1) Blacklist Dangerous Ports

This strategy denies a set of high-risk ports often used for discovery, legacy services, or lateral movement.

Blacklist Dangerous Ports

Key idea

  • Most traffic remains ALLOWED by default
  • Only blacklisted ports are DENIED broadly

Example dangerous ports (illustrative)

  • TCP/135
  • TCP/445
  • TCP/3389
  • UDP/69
  • UDP/161

Note

The exact list should be adapted to your environment and threat model. Start small, validate impact, then iterate.


2) Blacklist Admin Ports

This strategy reduces lateral movement by restricting administrative access paths and forcing admin access through controlled entry points.

Typical admin ports: - SSH (22) - RDP (3389) - WinRM (5985/5986) - Other admin/remote management ports (context-dependent)

Blacklist Admin Ports

Key idea

  • Default posture is still ALLOW
  • Admin ports are DENIED broadly
  • Admin ports are ALLOWED only via controlled jump hosts / admin zones (example: CyberArk / PAM)

What the diagram illustrates

  • ALLOWED (green):
  • Administrator → Hardened Admin WorkstationCYBERARK (PAM / Jump) → Applicative Server
  • DENIED (red):
  • Standard User Workstation → Applicative Server (direct admin ports blocked)

Tip

Use this when you want to prevent common pivot techniques and ensure admin access is restricted to approved paths.

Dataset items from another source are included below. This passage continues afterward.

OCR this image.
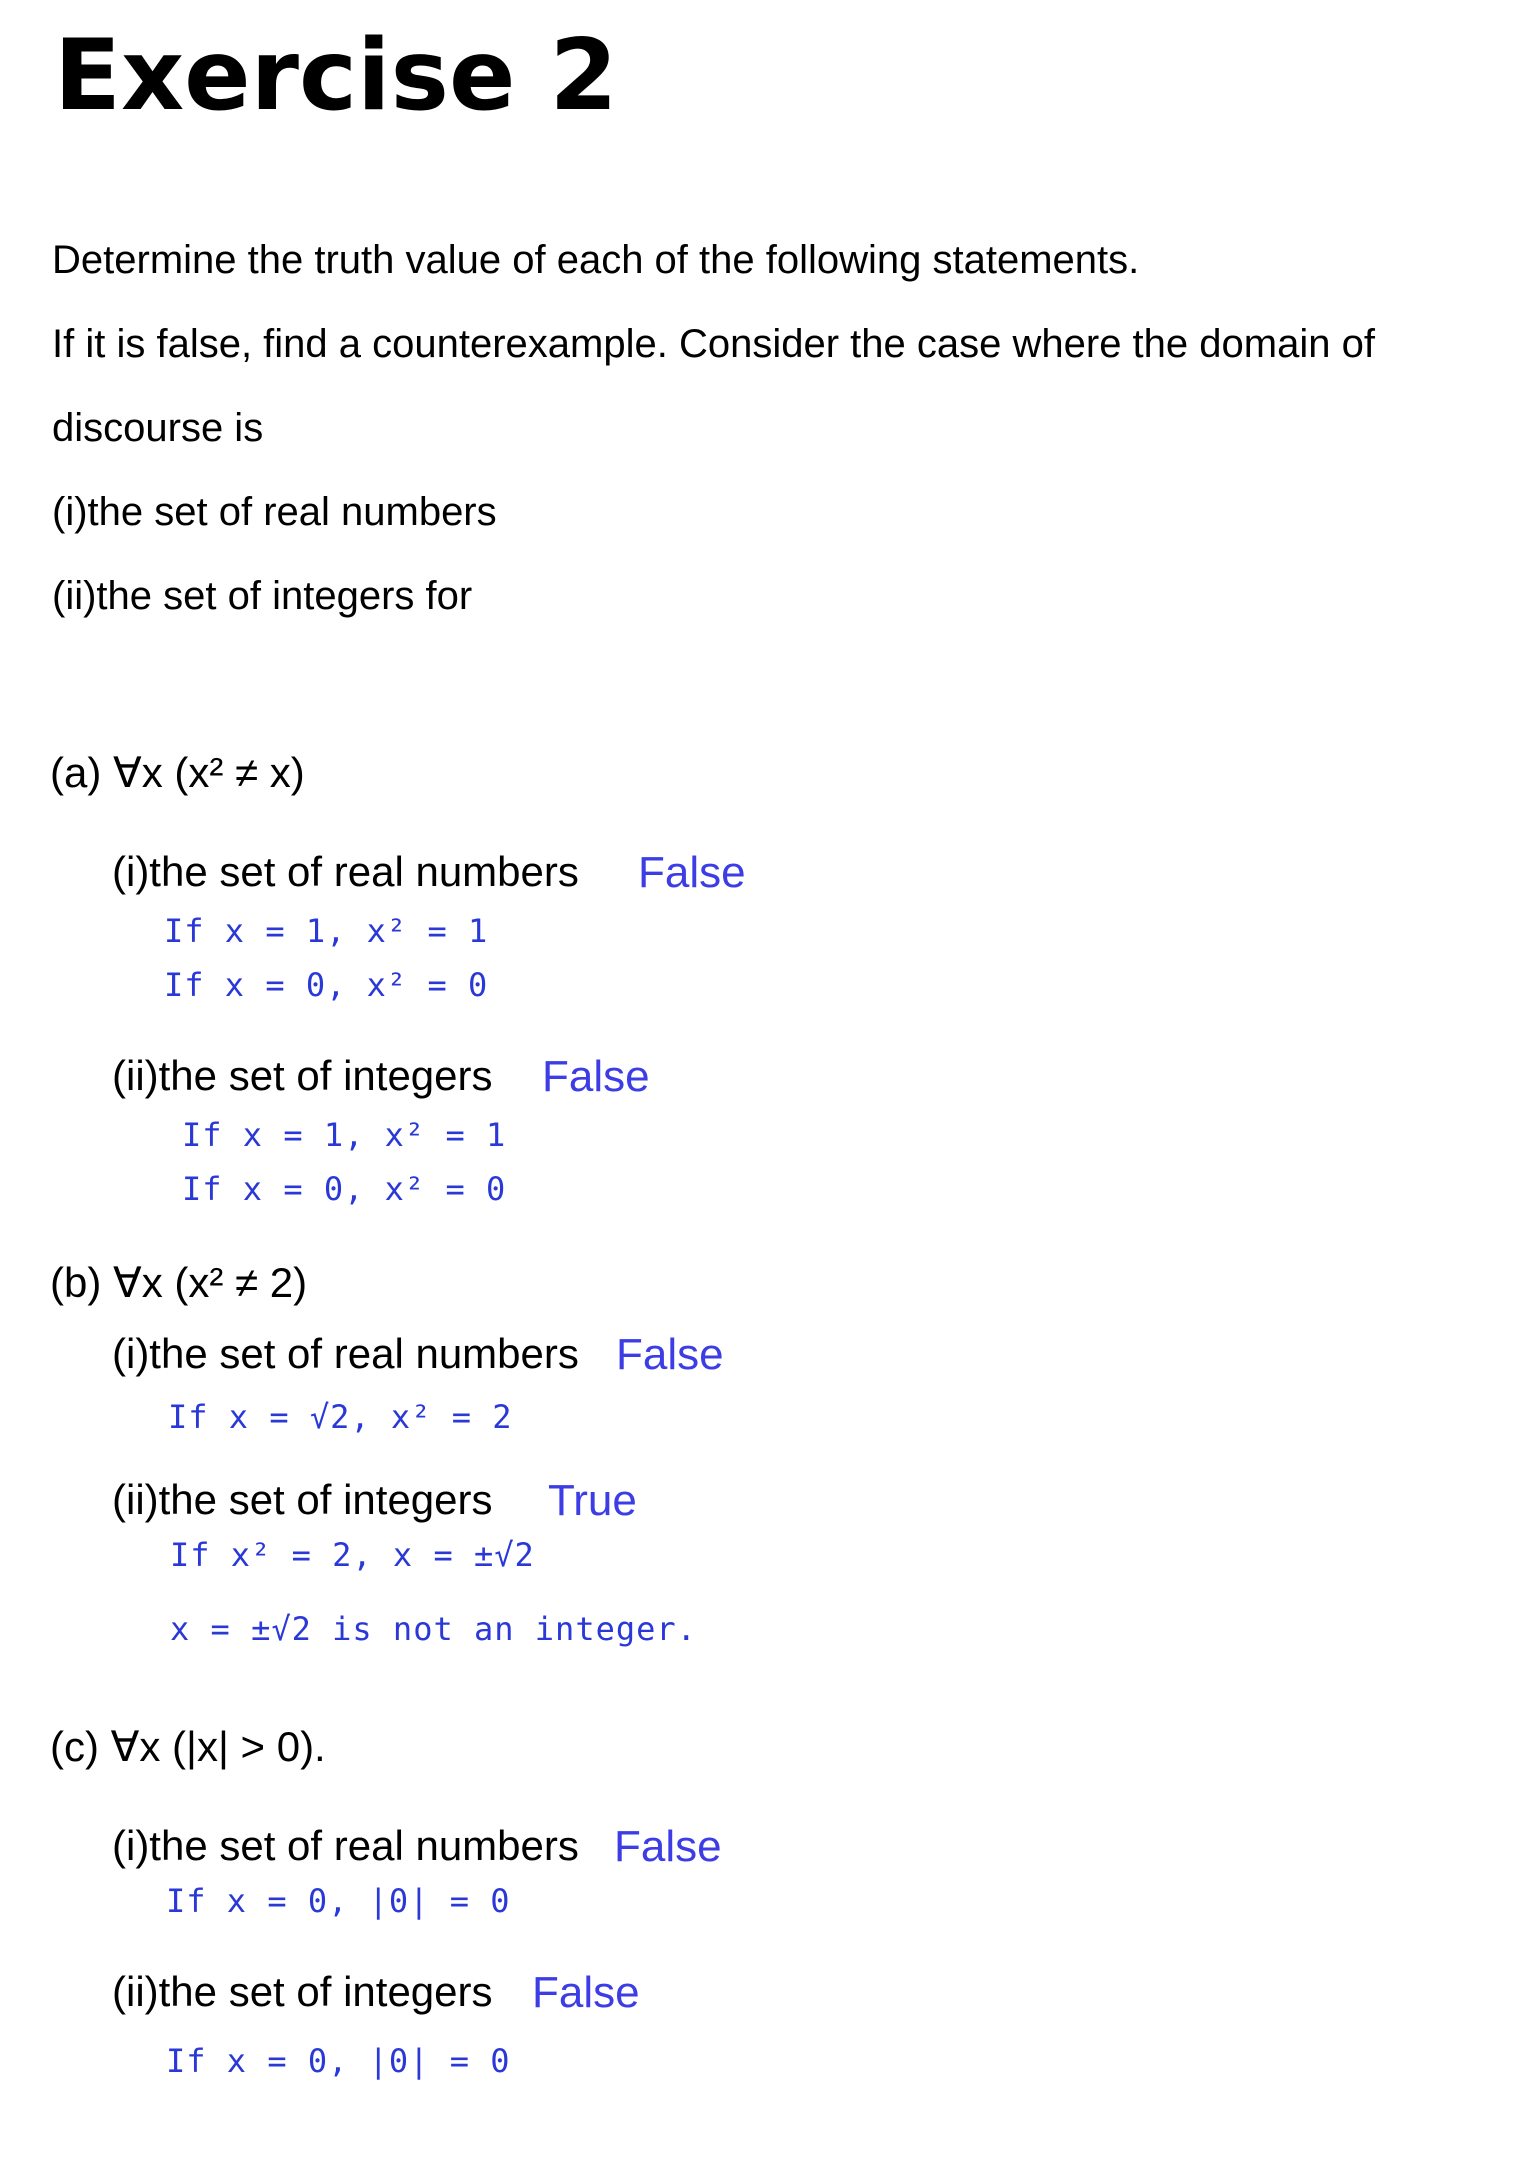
Exercise 2
Determine the truth value of each of the following statements.
If it is false, find a counterexample. Consider the case where the domain of
discourse is
(i)the set of real numbers
(ii)the set of integers for
(a) ∀x (x² ≠ x)
(i)the set of real numbers False
If x = 1, x² = 1
If x = 0, x² = 0
(ii)the set of integers False
If x = 1, x² = 1
If x = 0, x² = 0
(b) ∀x (x² ≠ 2)
(i)the set of real numbers False
If x = √2, x² = 2
(ii)the set of integers True
If x² = 2, x = ±√2
x = ±√2 is not an integer.
(c) ∀x (|x| > 0).
(i)the set of real numbers False
If x = 0, |0| = 0
(ii)the set of integers False
If x = 0, |0| = 0
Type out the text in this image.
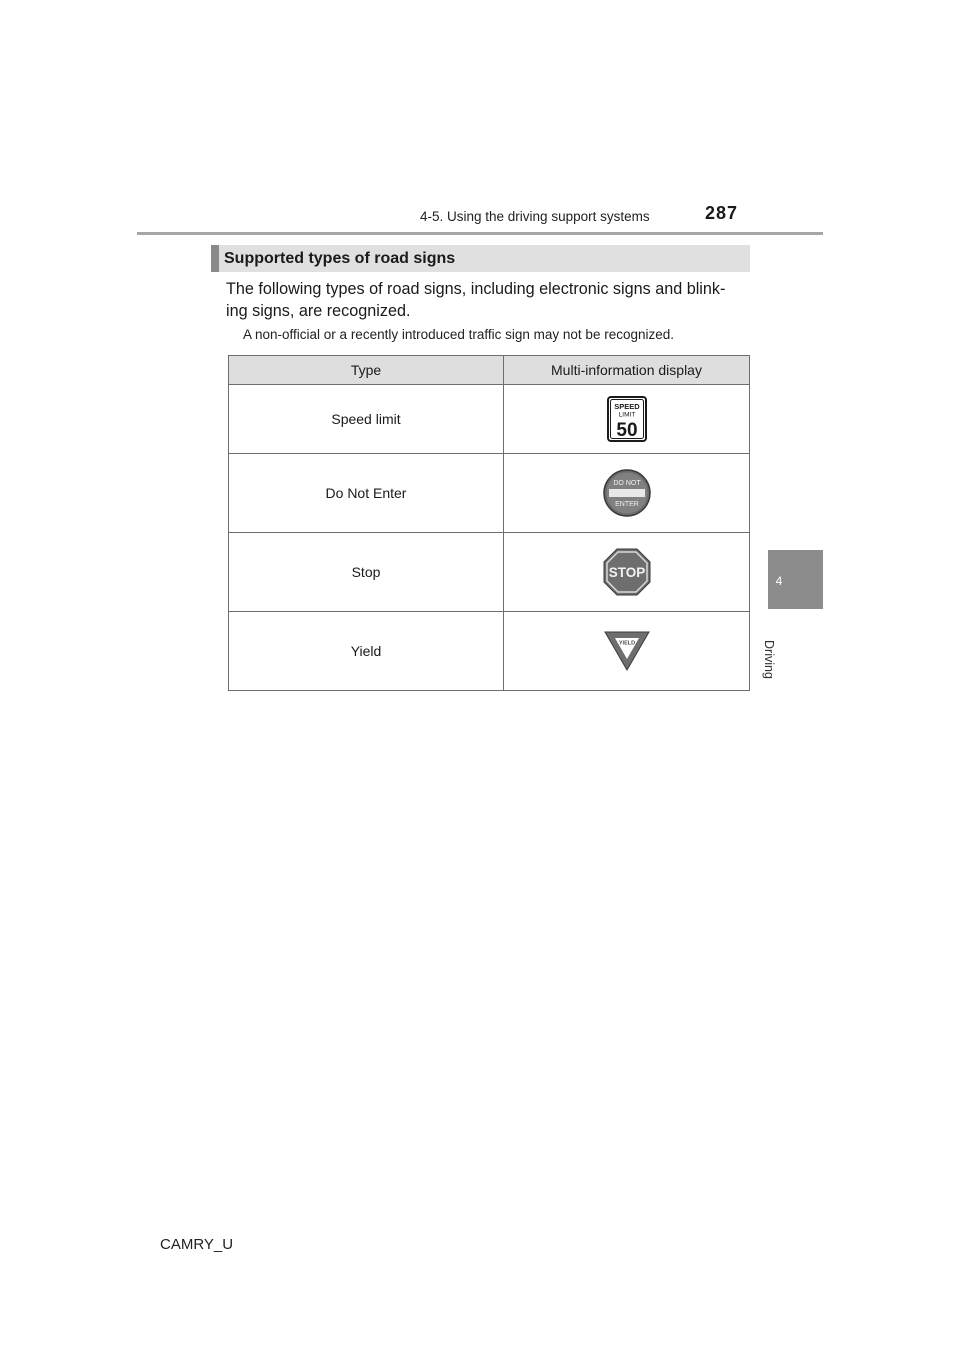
4-5. Using the driving support systems	287
4
Driving
Supported types of road signs
The following types of road signs, including electronic signs and blink- ing signs, are recognized.
A non-official or a recently introduced traffic sign may not be recognized.
Type	Multi-information display
Speed limit	SPEED
LIMIT
50

Do Not Enter	DO NOT
ENTER

Stop	STOP

Yield	YIELD
CAMRY_U
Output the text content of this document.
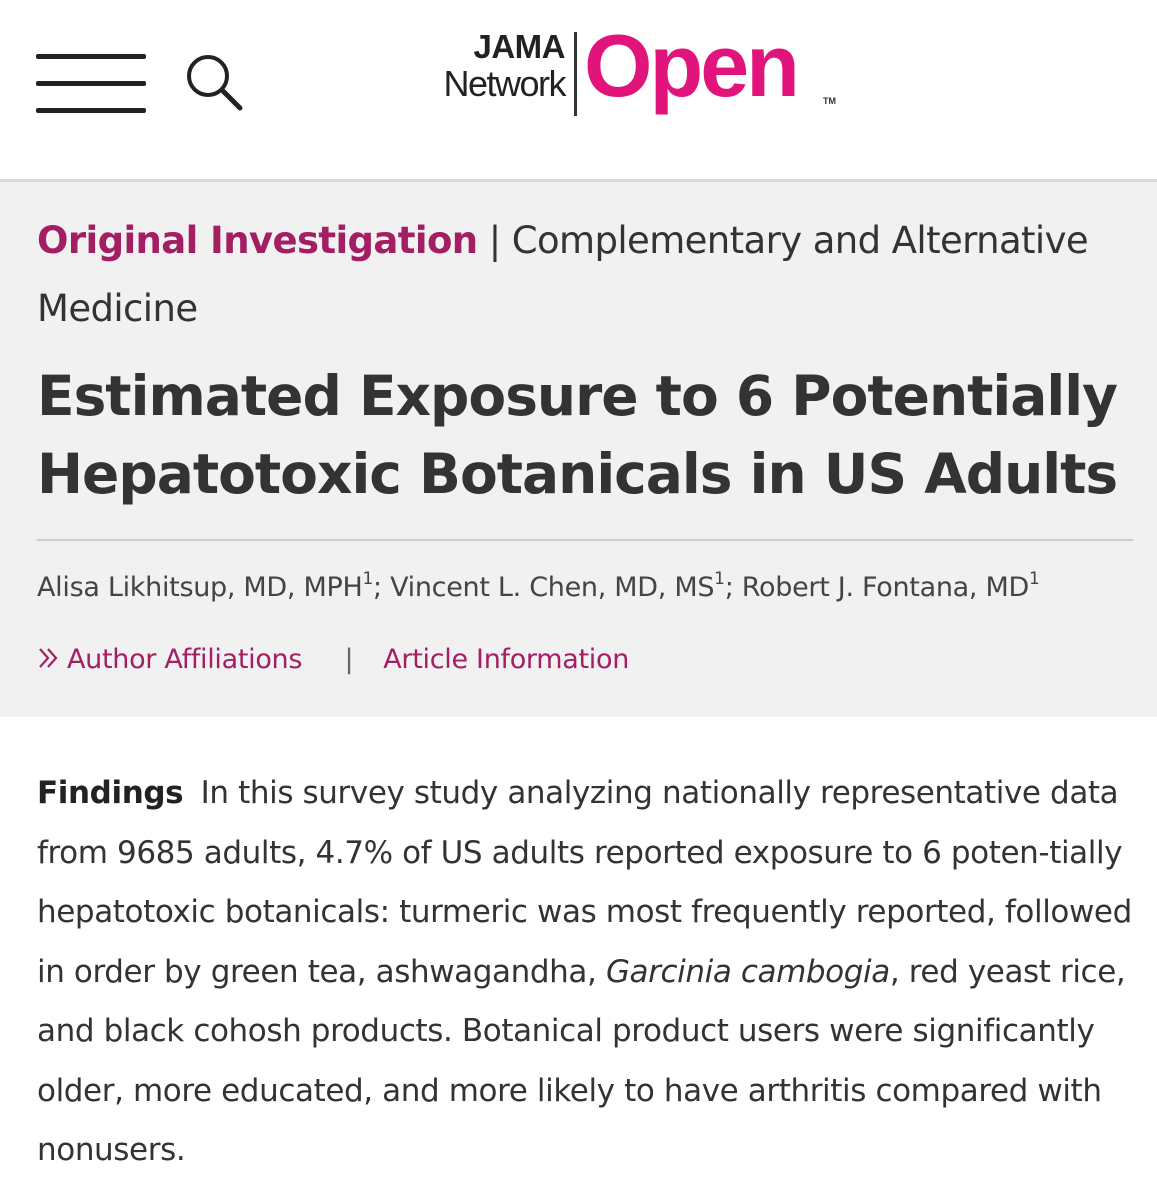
JAMA
Network Open	TM
Original Investigation | Complementary and Alternative Medicine
Estimated Exposure to 6 Potentially Hepatotoxic Botanicals in US Adults
Alisa Likhitsup, MD, MPH$^1$; Vincent L. Chen, MD, $MS^1$; Robert J. Fontana, $MD^1$
Author Affiliations | Article Information

Findings In this survey study analyzing nationally representative data from 9685 adults, 4.7% of US adults reported exposure to 6 poten-tially hepatotoxic botanicals: turmeric was most frequently reported, followed in order by green tea, ashwagandha, Garcinia cambogia, red yeast rice, and black cohosh products. Botanical product users were significantly older, more educated, and more likely to have arthritis compared with nonusers.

When to use Blacklist strategies

  • You need fast risk reduction with minimal policy complexity
  • You want to eliminate obvious pivot paths early (admin ports, dangerous legacy ports)
  • You want a transitional strategy before deploying Intrazone or Fine-grained controls

Warning

Default ALLOW is not least privilege. Blacklist strategies are typically a step toward more explicit control models.